Ce spectacle était en somme tout ce qui comptait réellement sur Terre : la Grande République de Heldon, où se jouait l’avenir de l’humanité pure, en admettant que le pur génotype humain eût un avenir. Les États frontaliers étaient relativement riches en matériau génétique, mais, comme les mutants et les métis composaient la majeure partie de leur population et détenaient le pouvoir politique (depuis la Grande Guerre et la tentative avortée de la Grande République pour desserrer leur étreinte), la probabilité de voir ces gouvernements promulguer les rigoureuses lois raciales nécessaires au relèvement de leur capital génétique au niveau du pur génotype humain était voisine de zéro. Il avait fallu à Heldon plusieurs siècles de stricte application des mêmes lois pour purifier son fonds génétique jusqu’au niveau actuel, et pourtant Heldon avait commencé avec une forte majorité d’humains génétiquement purs, à l’inverse des États frontaliers, qui grouillaient à présent de mutants et de métis de la pire espèce. Au-delà de ces États s’étendaient les cloaques intégraux d’Arbone et de Cressie, où les mutants eux-mêmes mutaient d’une génération à l’autre, et, à l’est, la vaste sentine de Zind, sous la loi des Dominateurs.

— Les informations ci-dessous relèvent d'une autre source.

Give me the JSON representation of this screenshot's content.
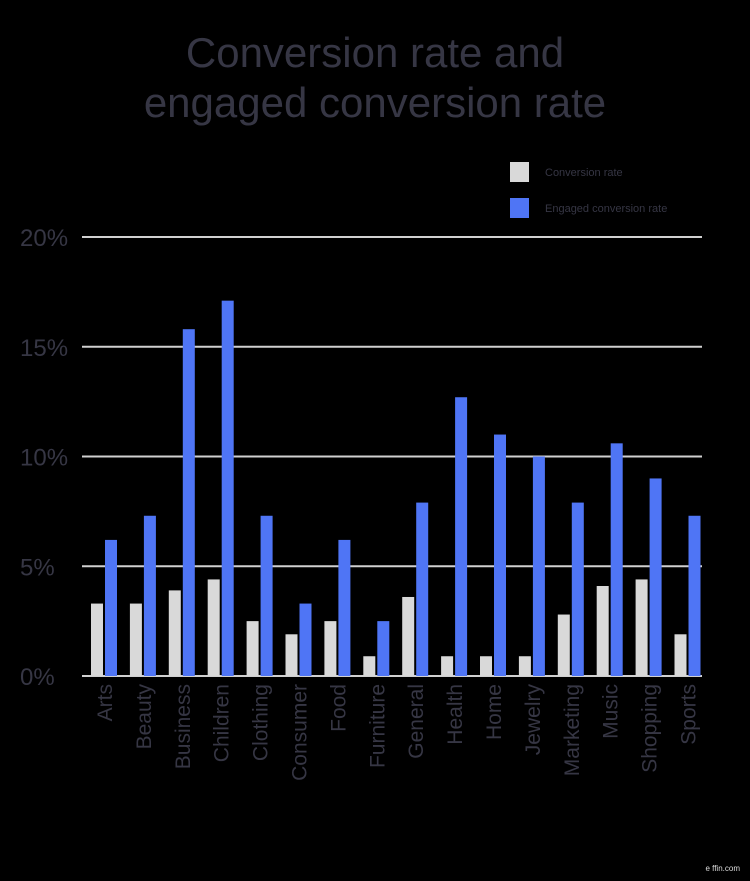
{
  "chart_data": {
    "type": "bar",
    "title_lines": [
      "Conversion rate and",
      "engaged conversion rate"
    ],
    "categories": [
      "Arts",
      "Beauty",
      "Business",
      "Children",
      "Clothing",
      "Consumer",
      "Food",
      "Furniture",
      "General",
      "Health",
      "Home",
      "Jewelry",
      "Marketing",
      "Music",
      "Shopping",
      "Sports"
    ],
    "series": [
      {
        "name": "Conversion rate",
        "color": "#d9d9d9",
        "values": [
          3.3,
          3.3,
          3.9,
          4.4,
          2.5,
          1.9,
          2.5,
          0.9,
          3.6,
          0.9,
          0.9,
          0.9,
          2.8,
          4.1,
          4.4,
          1.9
        ]
      },
      {
        "name": "Engaged conversion rate",
        "color": "#4f75f5",
        "values": [
          6.2,
          7.3,
          15.8,
          17.1,
          7.3,
          3.3,
          6.2,
          2.5,
          7.9,
          12.7,
          11.0,
          10.0,
          7.9,
          10.6,
          9.0,
          7.3
        ]
      }
    ],
    "ylim": [
      0,
      20
    ],
    "yticks": [
      0,
      5,
      10,
      15,
      20
    ],
    "ytick_labels": [
      "0%",
      "5%",
      "10%",
      "15%",
      "20%"
    ],
    "grid": true,
    "legend_position": "top-right",
    "text_color": "#363644"
  },
  "watermark": "e ffin.com"
}
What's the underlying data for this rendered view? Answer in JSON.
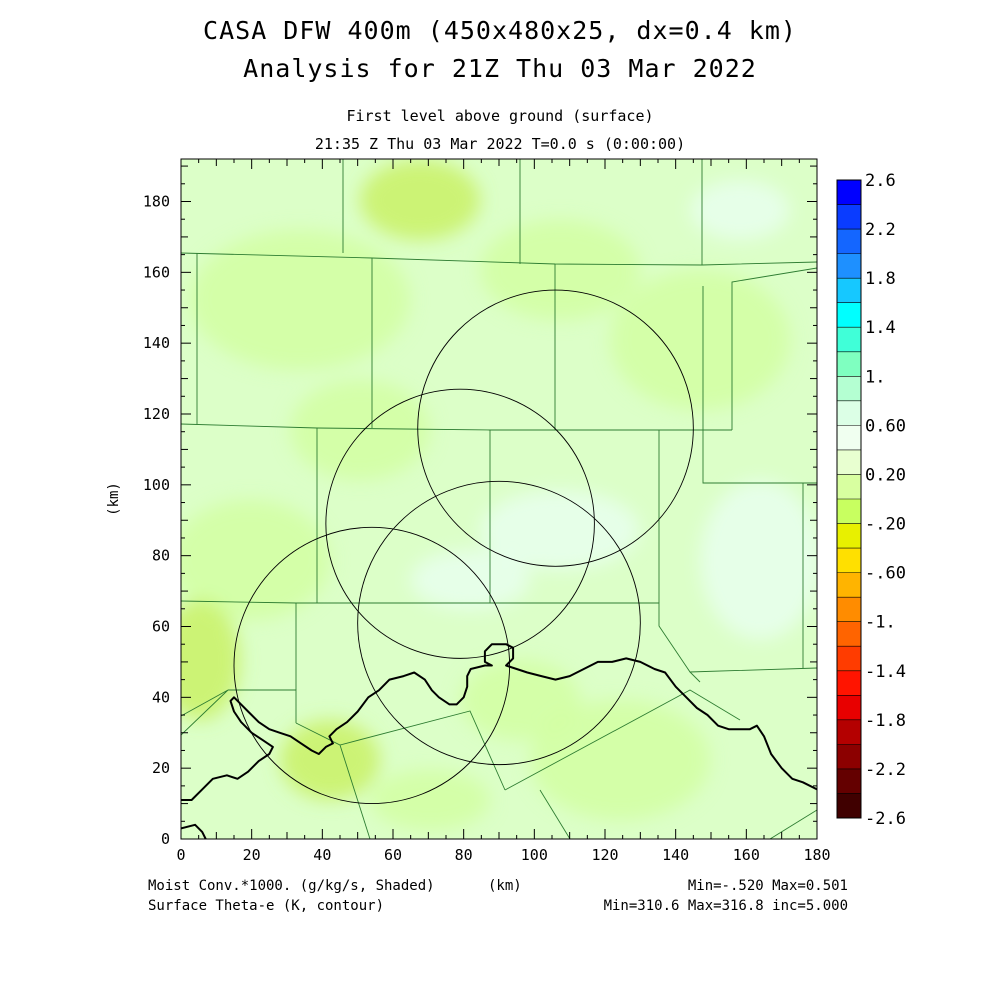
{
  "title": {
    "line1": "CASA DFW 400m (450x480x25, dx=0.4 km)",
    "line2": "Analysis for 21Z Thu 03 Mar 2022"
  },
  "subtitle": {
    "line1": "First level above ground (surface)",
    "line2": "21:35 Z Thu 03 Mar 2022   T=0.0 s (0:00:00)"
  },
  "axes": {
    "x_ticks": [
      "0",
      "20",
      "40",
      "60",
      "80",
      "100",
      "120",
      "140",
      "160",
      "180"
    ],
    "y_ticks": [
      "0",
      "20",
      "40",
      "60",
      "80",
      "100",
      "120",
      "140",
      "160",
      "180"
    ],
    "x_range": [
      0,
      180
    ],
    "y_range": [
      0,
      192
    ],
    "y_label": "(km)",
    "x_label": "(km)"
  },
  "colorbar": {
    "labels": [
      "2.6",
      "2.2",
      "1.8",
      "1.4",
      "1.",
      "0.60",
      "0.20",
      "-.20",
      "-.60",
      "-1.",
      "-1.4",
      "-1.8",
      "-2.2",
      "-2.6"
    ],
    "colors": [
      "#0000ff",
      "#0a3cff",
      "#1466ff",
      "#1e90ff",
      "#16c8ff",
      "#00ffff",
      "#40ffd8",
      "#7fffc0",
      "#b4ffd2",
      "#dcffe6",
      "#f0fff0",
      "#e8ffd0",
      "#d8ffa0",
      "#c8ff60",
      "#e8f000",
      "#ffe000",
      "#ffb400",
      "#ff8c00",
      "#ff6400",
      "#ff3c00",
      "#ff1400",
      "#e80000",
      "#b40000",
      "#8c0000",
      "#640000",
      "#400000"
    ]
  },
  "footer": {
    "left1": "Moist Conv.*1000. (g/kg/s, Shaded)",
    "left1_unit": "(km)",
    "left2": "Surface Theta-e (K, contour)",
    "right1": "Min=-.520 Max=0.501",
    "right2": "Min=310.6 Max=316.8 inc=5.000"
  },
  "map": {
    "field_colors": {
      "light": "#dcffc8",
      "mid": "#d2ffa0",
      "yellow": "#c8f060",
      "pale": "#e8fff0"
    },
    "county_line_color": "#2e7d32",
    "radar_rings_km": [
      {
        "cx": 106,
        "cy": 116,
        "r": 39
      },
      {
        "cx": 79,
        "cy": 89,
        "r": 38
      },
      {
        "cx": 90,
        "cy": 61,
        "r": 40
      },
      {
        "cx": 54,
        "cy": 49,
        "r": 39
      }
    ],
    "contour_km": [
      [
        0,
        11
      ],
      [
        3,
        11
      ],
      [
        6,
        14
      ],
      [
        9,
        17
      ],
      [
        13,
        18
      ],
      [
        16,
        17
      ],
      [
        19,
        19
      ],
      [
        22,
        22
      ],
      [
        25,
        24
      ],
      [
        26,
        26
      ],
      [
        23,
        28
      ],
      [
        20,
        30
      ],
      [
        17,
        33
      ],
      [
        15,
        36
      ],
      [
        14,
        39
      ],
      [
        15,
        40
      ],
      [
        17,
        38
      ],
      [
        19,
        36
      ],
      [
        22,
        33
      ],
      [
        25,
        31
      ],
      [
        28,
        30
      ],
      [
        31,
        29
      ],
      [
        34,
        27
      ],
      [
        37,
        25
      ],
      [
        39,
        24
      ],
      [
        41,
        26
      ],
      [
        43,
        27
      ],
      [
        42,
        29
      ],
      [
        44,
        31
      ],
      [
        47,
        33
      ],
      [
        50,
        36
      ],
      [
        53,
        40
      ],
      [
        56,
        42
      ],
      [
        59,
        45
      ],
      [
        63,
        46
      ],
      [
        66,
        47
      ],
      [
        69,
        45
      ],
      [
        71,
        42
      ],
      [
        73,
        40
      ],
      [
        76,
        38
      ],
      [
        78,
        38
      ],
      [
        80,
        40
      ],
      [
        81,
        43
      ],
      [
        81,
        46
      ],
      [
        82,
        48
      ],
      [
        86,
        49
      ],
      [
        88,
        49
      ],
      [
        86,
        50
      ],
      [
        86,
        53
      ],
      [
        88,
        55
      ],
      [
        92,
        55
      ],
      [
        94,
        54
      ],
      [
        94,
        51
      ],
      [
        92,
        49
      ],
      [
        95,
        48
      ],
      [
        98,
        47
      ],
      [
        102,
        46
      ],
      [
        106,
        45
      ],
      [
        110,
        46
      ],
      [
        114,
        48
      ],
      [
        118,
        50
      ],
      [
        122,
        50
      ],
      [
        126,
        51
      ],
      [
        130,
        50
      ],
      [
        134,
        48
      ],
      [
        137,
        47
      ],
      [
        140,
        43
      ],
      [
        143,
        40
      ],
      [
        146,
        37
      ],
      [
        149,
        35
      ],
      [
        152,
        32
      ],
      [
        155,
        31
      ],
      [
        158,
        31
      ],
      [
        161,
        31
      ],
      [
        163,
        32
      ],
      [
        165,
        29
      ],
      [
        167,
        24
      ],
      [
        170,
        20
      ],
      [
        173,
        17
      ],
      [
        176,
        16
      ],
      [
        180,
        14
      ]
    ],
    "contour2_km": [
      [
        0,
        3
      ],
      [
        4,
        4
      ],
      [
        6,
        2
      ],
      [
        7,
        0
      ]
    ]
  }
}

Plus loin, dans toutes les directions, rien que des déserts fétides et contaminés, à taux radioactif astronomique, où ne vivaient que des choses écœurantes ressemblant à des cancers sur pattes, des mutants animaux et humains défiant toute classification. Non, Heldon était le seul bastion de l’humanité pure, et, si le monde devait un jour redevenir génétiquement pur, il fallait que ce fût par la force des armes helder.